We don't have to look much further than our consumer complaint and adverse event systems to see that these upgrades are needed. Each year we receive nearly 10,000 consumer complaints and adverse event reports regarding FDA regulated foods and dietary supplements. Modernized upgrades to our IT systems will allow us to collect additional data with these reports, like pictures or UPC codes, and can help us to streamline and speed processing so that we can identify and address significant issues - like those we have experienced with infant formula- more quickly.

The FY24 budget request calls for $106.7 million in new funding for CFSAN, which would be a historic investment to strengthen the FDA's food safety and nutrition capacity. Being well-funded means we can better meet our mission while also addressing challenging events like those associated with the COVID-19 pandemic or infant formula recalls and shortages. While we have been able to navigate tough situations it has often meant having to pivot staff away from routine work such as issuing guidance, drafting regulations or monitoring other factors in the food supply. This new funding would help us to better meet our core mission and the public's expectation of our critical role in protecting public health.

The Reagan-Udall evaluation also found that investing in our program yields a tremendous return on investment.

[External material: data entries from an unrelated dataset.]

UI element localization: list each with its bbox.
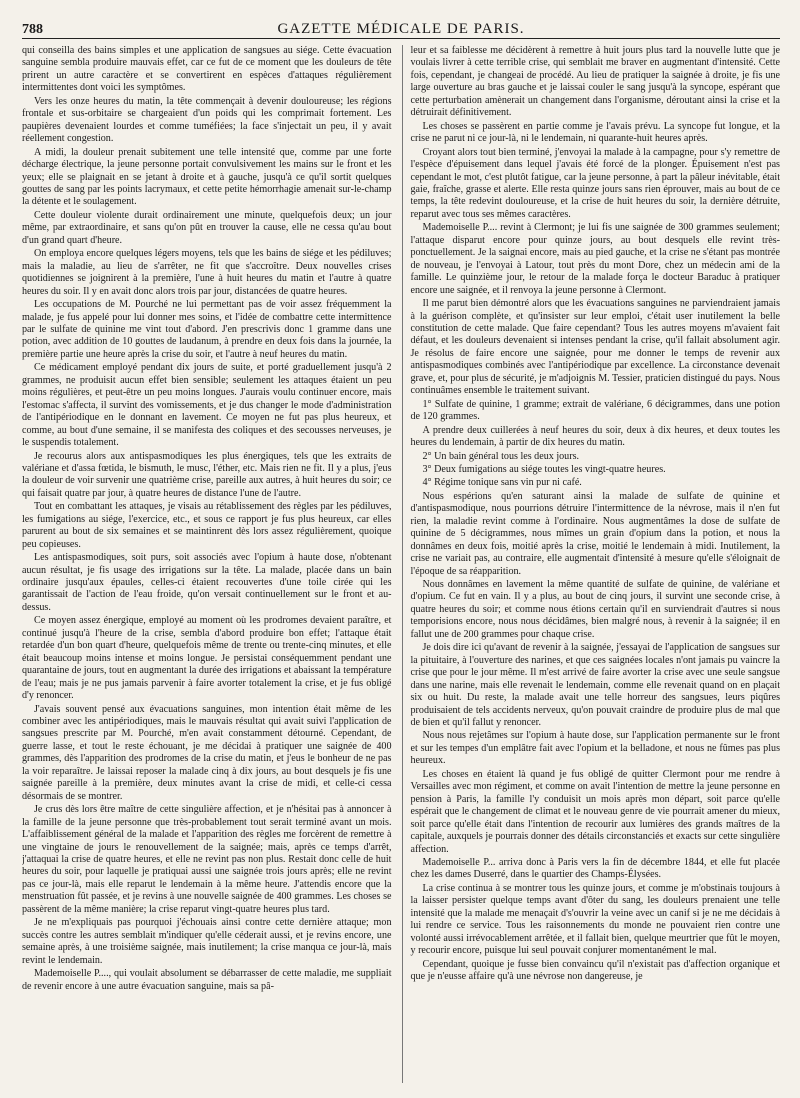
paragraph: Les choses se passèrent en partie comme je l'avais prévu. La syncope fut longue, et la crise ne parut ni ce jour-là, ni le lendemain, ni quarante-huit heures après. <box>410 120 780 145</box>
paragraph: Nous donnâmes en lavement la même quantité de sulfate de quinine, de valériane et d'opium. Ce fut en vain. Il y a plus, au bout de cinq jours, il survint une seconde crise, à quatre heures du soir; et comme nous étions certain qu'il en surviendrait d'autres si nous temporisions encore, nous nous décidâmes, bien malgré nous, à revenir à la saignée; il en fallut une de 200 grammes pour chaque crise. <box>410 579 780 640</box>
page-number: 788 <box>22 22 43 37</box>
paragraph: Croyant alors tout bien terminé, j'envoyai la malade à la campagne, pour s'y remettre de l'espèce d'épuisement dans lequel j'avais été forcé de la plonger. Épuisement n'est pas cependant le mot, c'est plutôt fatigue, car la jeune personne, à part la pâleur inévitable, était gaie, fraîche, grasse et alerte. Elle resta quinze jours sans rien éprouver, mais au bout de ce temps, la tête redevint douloureuse, et la crise de huit heures du soir, la dernière détruite, reparut avec tous ses mêmes caractères. <box>410 146 780 220</box>
paragraph: qui conseilla des bains simples et une application de sangsues au siége. Cette évacuation sanguine sembla produire mauvais effet, car ce fut de ce moment que les douleurs de tête prirent un autre caractère et se convertirent en espèces d'attaques régulièrement intermittentes dont voici les symptômes. <box>22 45 392 94</box>
paragraph: Je ne m'expliquais pas pourquoi j'échouais ainsi contre cette dernière attaque; mon succès contre les autres semblait m'indiquer qu'elle céderait aussi, et je revins encore, une semaine après, à une troisième saignée, mais inutilement; la crise manqua ce jour-là, mais revint le lendemain. <box>22 917 392 966</box>
right-column <box>402 45 781 1083</box>
text-columns <box>22 45 780 1083</box>
paragraph: 3° Deux fumigations au siége toutes les vingt-quatre heures. <box>422 463 666 475</box>
paragraph: Les antispasmodiques, soit purs, soit associés avec l'opium à haute dose, n'obtenant aucun résultat, je fis usage des irrigations sur la tête. La malade, placée dans un bain ordinaire jusqu'aux épaules, celles-ci étaient recouvertes d'une toile cirée qui les garantissait de l'action de l'eau froide, qu'on versait continuellement sur le front et au-dessus. <box>22 552 392 613</box>
paragraph: Nous espérions qu'en saturant ainsi la malade de sulfate de quinine et d'antispasmodique, nous pourrions détruire l'intermittence de la névrose, mais il n'en fut rien, la maladie revint comme à l'ordinaire. Nous augmentâmes la dose de sulfate de quinine de 5 décigrammes, nous mîmes un grain d'opium dans la potion, et nous la donnâmes en deux fois, moitié après la crise, moitié le lendemain à midi. Inutilement, la crise ne variait pas, au contraire, elle augmentait d'intensité à mesure qu'elle s'éloignait de l'époque de sa réapparition. <box>410 490 780 577</box>
paragraph: Mademoiselle P.... revint à Clermont; je lui fis une saignée de 300 grammes seulement; l'attaque disparut encore pour quinze jours, au bout desquels elle revint très-ponctuellement. Je la saignai encore, mais au pied gauche, et la crise ne s'étant pas montrée de nouveau, je l'envoyai à Latour, tout près du mont Dore, chez un médecin ami de la famille. Le quinzième jour, le retour de la malade força le docteur Baraduc à pratiquer encore une saignée, et il renvoya la jeune personne à Clermont. <box>410 222 780 296</box>
newspaper-page <box>22 14 780 1090</box>
page-header <box>22 14 780 39</box>
paragraph: Les choses en étaient là quand je fus obligé de quitter Clermont pour me rendre à Versailles avec mon régiment, et comme on avait l'intention de mettre la jeune personne en pension à Paris, la famille l'y conduisit un mois après mon départ, soit parce qu'elle espérait que le changement de climat et le nouveau genre de vie pourrait amener du mieux, soit parce qu'elle était dans l'intention de recourir aux lumières des grands maîtres de la capitale, auxquels je pourrais donner des détails circonstanciés et exacts sur cette singulière affection. <box>410 768 780 855</box>
paragraph: On employa encore quelques légers moyens, tels que les bains de siége et les pédiluves; mais la maladie, au lieu de s'arrêter, ne fit que s'accroître. Deux nouvelles crises quotidiennes se joignirent à la première, l'une à huit heures du matin et l'autre à quatre heures du soir. Il y en avait donc alors trois par jour, distancées de quatre heures. <box>22 248 392 297</box>
paragraph: Il me parut bien démontré alors que les évacuations sanguines ne parviendraient jamais à la guérison complète, et qu'insister sur leur emploi, c'était user inutilement la belle constitution de cette malade. Que faire cependant? Tous les autres moyens m'avaient fait défaut, et les douleurs devenaient si intenses pendant la crise, qu'il fallait absolument agir. Je résolus de faire encore une saignée, pour me donner le temps de revenir aux antispasmodiques combinés avec l'antipériodique par excellence. La circonstance devenait grave, et, pour plus de sécurité, je m'adjoignis M. Tessier, praticien distingué du pays. Nous continuâmes ensemble le traitement suivant. <box>410 298 780 397</box>
paragraph: Ce moyen assez énergique, employé au moment où les prodromes devaient paraître, et continué jusqu'à l'heure de la crise, sembla d'abord produire bon effet; l'attaque était retardée d'un bon quart d'heure, quelquefois même de trente ou trente-cinq minutes, et elle était beaucoup moins intense et moins longue. Je persistai conséquemment pendant une quarantaine de jours, tout en augmentant la durée des irrigations et abaissant la température de l'eau; mais je ne pus jamais parvenir à faire avorter totalement la crise, et je fus obligé d'y renoncer. <box>22 615 392 702</box>
paragraph: Ce médicament employé pendant dix jours de suite, et porté graduellement jusqu'à 2 grammes, ne produisit aucun effet bien sensible; seulement les attaques étaient un peu moins régulières, et peut-être un peu moins longues. J'aurais voulu continuer encore, mais l'estomac s'affecta, il survint des vomissements, et je dus changer le mode d'administration de l'antipériodique en le donnant en lavement. Ce moyen ne fut pas plus heureux, et comme, au bout d'une semaine, il se manifesta des coliques et des secousses nerveuses, je le suspendis totalement. <box>22 362 392 449</box>
paragraph: 2° Un bain général tous les deux jours. <box>422 450 580 462</box>
paragraph: Je dois dire ici qu'avant de revenir à la saignée, j'essayai de l'application de sangsues sur la pituitaire, à l'ouverture des narines, et que ces saignées locales n'ont jamais pu vaincre la crise que pour le jour même. Il m'est arrivé de faire avorter la crise avec une seule sangsue dans une narine, mais elle revenait le lendemain, comme elle revenait quand on en plaçait six ou huit. Du reste, la malade avait une telle horreur des sangsues, leurs piqûres produisaient de tels accidents nerveux, qu'on pouvait craindre de produire plus de mal que de bien et qu'il fallut y renoncer. <box>410 642 780 729</box>
paragraph: 4° Régime tonique sans vin pur ni café. <box>422 477 582 489</box>
paragraph: A prendre deux cuillerées à neuf heures du soir, deux à dix heures, et deux toutes les heures du lendemain, à partir de dix heures du matin. <box>410 424 780 449</box>
paragraph: leur et sa faiblesse me décidèrent à remettre à huit jours plus tard la nouvelle lutte que je voulais livrer à cette terrible crise, qui semblait me braver en augmentant d'intensité. Cette fois, cependant, je changeai de procédé. Au lieu de pratiquer la saignée à droite, je fis une large ouverture au bras gauche et je laissai couler le sang jusqu'à la syncope, espérant que cette perturbation amènerait un changement dans l'organisme, déroutant ainsi la crise et la détruirait définitivement. <box>410 45 780 119</box>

For example, our food safety budget in 2021 was $284 million but provided a total public health benefit valued at $3.1 billion. In addition, the CFSAN nutrition budget was $24 million in FY20-21 which contributed public health benefits valued at $2.8 billion. This means that for every $1 spent, we see a $119 return on investment through improved nutrition. These are numbers that directly impact families across the country, including yours and mine.

Closing

To close I will leave you with just a few parting thoughts.

The evolution of our food safety system is a story of challenge and opportunity. We will continue to be faced with new challenges whether it be the discovery of new pathogens or chemicals that can impact the safety of our food or shifts in the way we produce food due to the impact of climate change on our environment. These challenges will stress the system, but science, innovation and partnerships will - as they have before- create a pathway for advancements that will continue to allow us to protect public health. We can continue to overcome these challenges by working together. Each major transformation in our food safety system was the result of industry, academia, regulators, and consumer advocates working together. As we continue to plan for the implementation of a new, stronger, Human Foods Program, I trust that by working together we can create a regulatory system that will offer the greatest protection to our food supply in our nation's history.

I am humbled by all the work we have been able to accomplish together these last eight years and immensely thankful for the opportunity I was given to lead such an exceptional and dynamic Center. My time at FDA has been without question the highlight of my career. I am passing the baton to new leaders at FDA and remain confident that with continued support the future of the human foods program at FDA is equipped and ready to meet the challenges of tomorrow.